La thérapie analytique :

À l’inverse des approches précédentes, la psychanalyse est une discipline humaine, elle ne considère pas l’homme comme une machine, ni ne le réduit au fonctionnement de son cerveau ou à la somme de ses comportements, mais considère l’homme dans sa globalité somato-psychique, dans sa singularité et aux prises avec son environnement.

En psychanalyse, le symptôme est considéré comme la solution (malheureuse) que le sujet a trouvée pour faire face à une situation et son impossibilité d’agir autrement : le travail thérapeutique aura pour objectif de comprendre tout d’abord cette façon particulière d’être au monde et de lui permettre, grâce à une meilleure connaissance de soi, d’ouvrir un éventail de possibles, afin de rendre le symptôme actuel,  inutile.

À l’heure du scientisme triomphant, la pertinence de la psychanalyse crée des doutes : il n’est plus question d’une très suspecte intériorité ou d’une quelconque subjectivité, encore moins d’essayer de comprendre une façon particulière d’être au monde, mais le temps est  à la normalisation et la médicalisation de la vie.

Il est reproché à la démarche analytique, son manque de rigueur: effectivement, la psychanalyse ne fait pas de statistique, pas de protocole standard d’évaluation, ni de protocole standard de traitement puisque chaque cas est unique, mais son efficacité est pourtant réelle.

La théorie et l’efficacité de la psychanalyse peuvent à présent concrètement être démontrées par les neurosciences : avec  les concepts de plasticité cérébrale, d’épigénétique et de synapto-architectonie, non seulement la trace mnésique du trauma se matérialise, la plasticité peut donc se concevoir comme un mécanisme par lequel chaque sujet est singulier et chaque cerveau est unique, l’environnement a une action modificatrice sur le génome, un changement de cadre a des effets sur les liaisons synaptiques établies, la remémoration d’un souvenir modifie les liaisons synaptiques : dans cet état d’esprit,  la psychanalyse peut donc parfaitement être un opérateur de renouvellement de la synato-architectonie en suscitant de nouvelles associations et constituer un « environnement » apte à replastifier l’architecture synaptique.  (D’après l’article : Plasticité neuronale : les traces et leur destin.
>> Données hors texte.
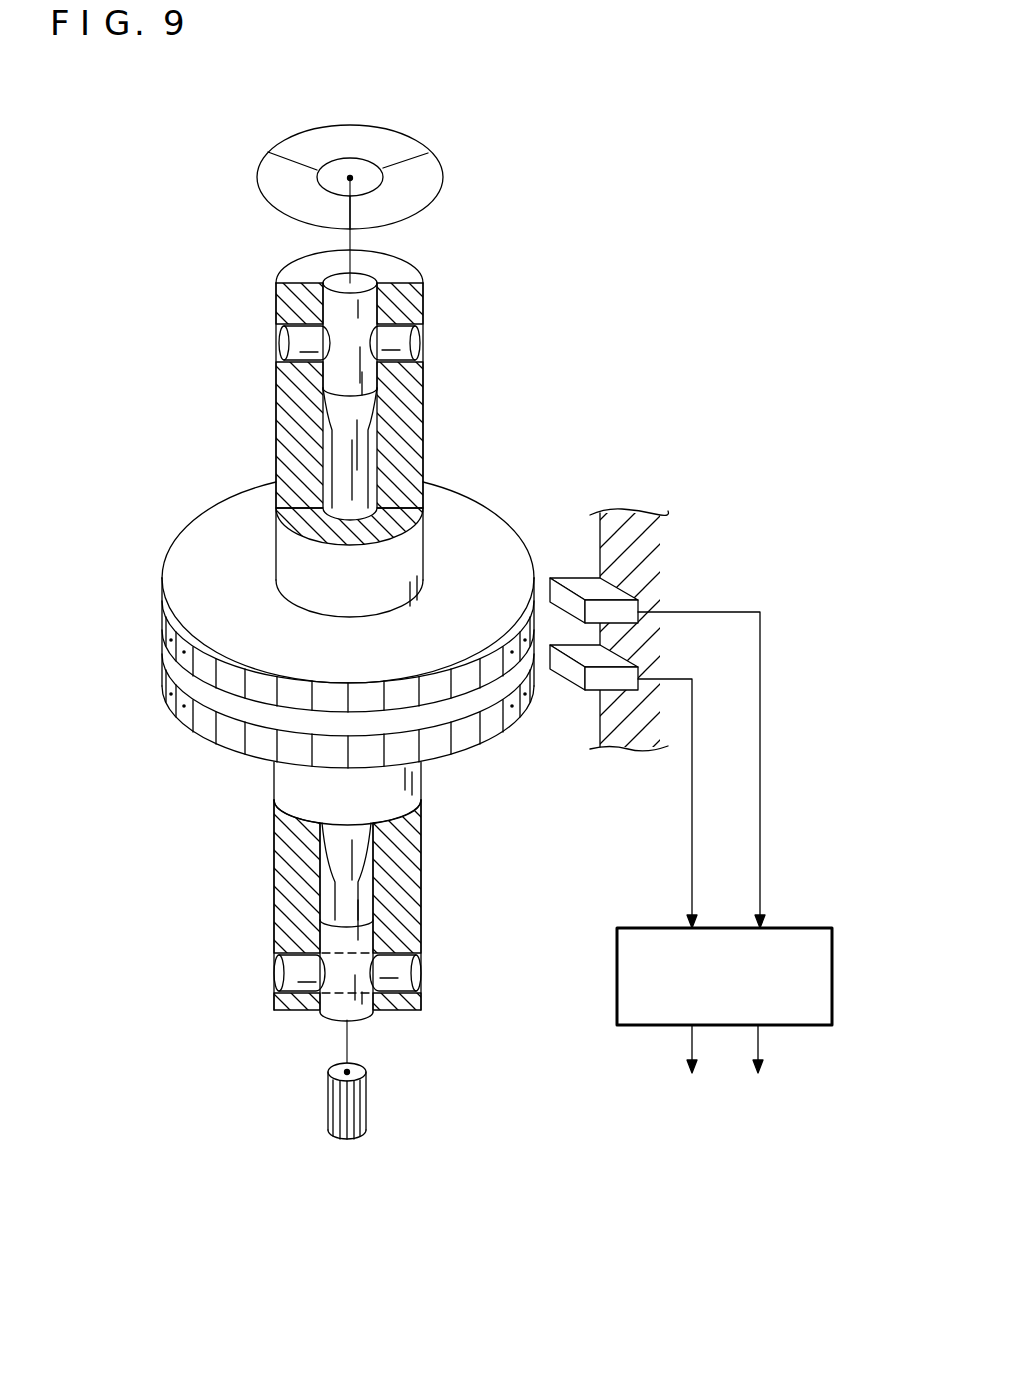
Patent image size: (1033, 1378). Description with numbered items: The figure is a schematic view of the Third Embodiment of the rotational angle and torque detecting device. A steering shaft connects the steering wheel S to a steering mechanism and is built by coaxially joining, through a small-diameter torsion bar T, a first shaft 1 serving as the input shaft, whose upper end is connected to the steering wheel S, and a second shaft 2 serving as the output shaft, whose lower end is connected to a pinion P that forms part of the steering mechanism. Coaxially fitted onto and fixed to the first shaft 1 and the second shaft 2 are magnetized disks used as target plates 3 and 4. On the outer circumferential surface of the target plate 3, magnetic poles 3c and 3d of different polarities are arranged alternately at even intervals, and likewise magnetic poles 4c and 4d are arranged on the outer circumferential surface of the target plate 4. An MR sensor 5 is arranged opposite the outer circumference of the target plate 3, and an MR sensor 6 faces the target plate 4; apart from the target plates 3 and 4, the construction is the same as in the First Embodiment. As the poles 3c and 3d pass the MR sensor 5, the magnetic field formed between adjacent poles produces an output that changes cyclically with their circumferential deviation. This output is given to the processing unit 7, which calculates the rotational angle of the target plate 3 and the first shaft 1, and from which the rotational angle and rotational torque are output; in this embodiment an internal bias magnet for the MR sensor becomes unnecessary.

The steering wheel S is at (260, 172).
The first shaft 1 is at (276, 394).
The torsion bar T is at (356, 452).
The target plate 3 is at (207, 534).
The magnetic pole 3c is at (232, 680).
The magnetic pole 3d is at (211, 720).
The target plate 4 is at (165, 657).
The magnetic pole 4c is at (226, 746).
The magnetic pole 4d is at (243, 754).
The second shaft 2 is at (274, 915).
The pinion P is at (328, 1100).
The MR sensor 5 is at (572, 586).
The MR sensor 6 is at (565, 668).
The processing unit 7 is at (617, 968).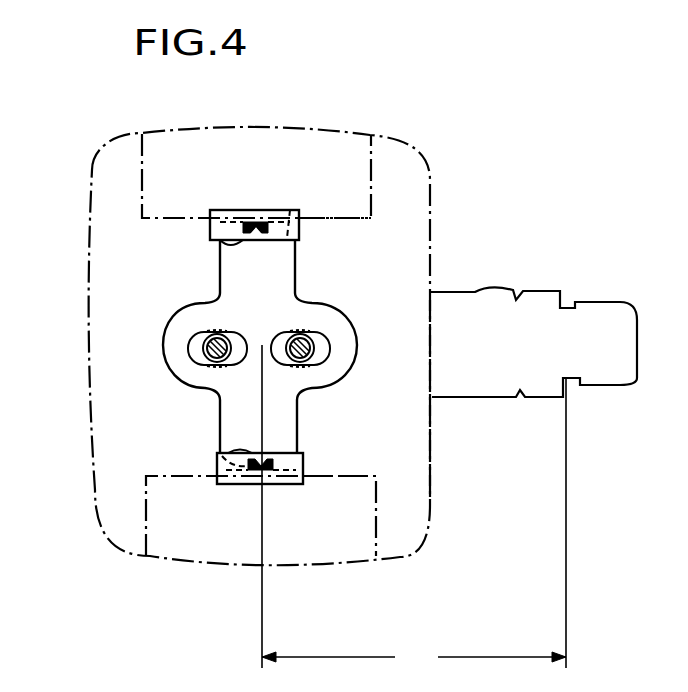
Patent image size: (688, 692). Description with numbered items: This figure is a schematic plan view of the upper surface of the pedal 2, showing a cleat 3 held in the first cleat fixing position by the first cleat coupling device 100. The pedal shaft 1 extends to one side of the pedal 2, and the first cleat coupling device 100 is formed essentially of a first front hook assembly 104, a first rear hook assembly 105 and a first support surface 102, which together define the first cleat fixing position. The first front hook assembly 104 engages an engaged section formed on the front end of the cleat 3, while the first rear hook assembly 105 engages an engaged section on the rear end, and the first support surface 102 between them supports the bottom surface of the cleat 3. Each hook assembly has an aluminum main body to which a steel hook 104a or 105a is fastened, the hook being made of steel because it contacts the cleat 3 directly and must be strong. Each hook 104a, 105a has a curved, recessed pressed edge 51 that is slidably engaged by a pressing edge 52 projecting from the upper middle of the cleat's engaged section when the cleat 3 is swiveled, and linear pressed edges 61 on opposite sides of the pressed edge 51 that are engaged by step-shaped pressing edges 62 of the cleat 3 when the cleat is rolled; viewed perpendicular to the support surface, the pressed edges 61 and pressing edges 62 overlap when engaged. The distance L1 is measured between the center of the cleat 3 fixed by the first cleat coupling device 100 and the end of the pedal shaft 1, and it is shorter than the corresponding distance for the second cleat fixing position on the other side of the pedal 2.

L’article de F. Ansermet, M. Arminjon et P. Magistretti)

S’intéresser au sujet dans sa globalité, c’est le considérer dans l’essence même qui le constitue : le temps. Le temps est cette façon dont la vie prend forme. Comme le constate Bergson, la science n’a rien compris au temps, parce qu’elle commence à le mesurer, c’est-à-dire à le transformer en espace : c’est de l’espace que nous lisons sur une horloge, c’est de l’espace lorsque nous lisons les jours, les mois, les années sur un calendrier.

Notre temps ressemble davantage à de la durée solidifiée, « prise en chair » dans une forme,  « notre corps qui avance dans le temps est cette durée prise dans la matière » (Bergson)

C’est la raison pour laquelle, nous nous intéressons au passé du sujet, à son histoire qui a permis de constituer son identité, ses paradoxes, ses fragilités et ses incertitudes pour les utiliser comme tremplin à leur puissance d’agir dans le présent, vers l’ouverture d’un avenir.

La thérapie analytique permet en effet de créer cet espace potentiel, cette aire de créativité qui permet à chacun de trouver sa façon singulière d’être au monde afin qu’il puisse admettre, pour reprendre Winnicott, que la vie vaille la peine d’être vécue.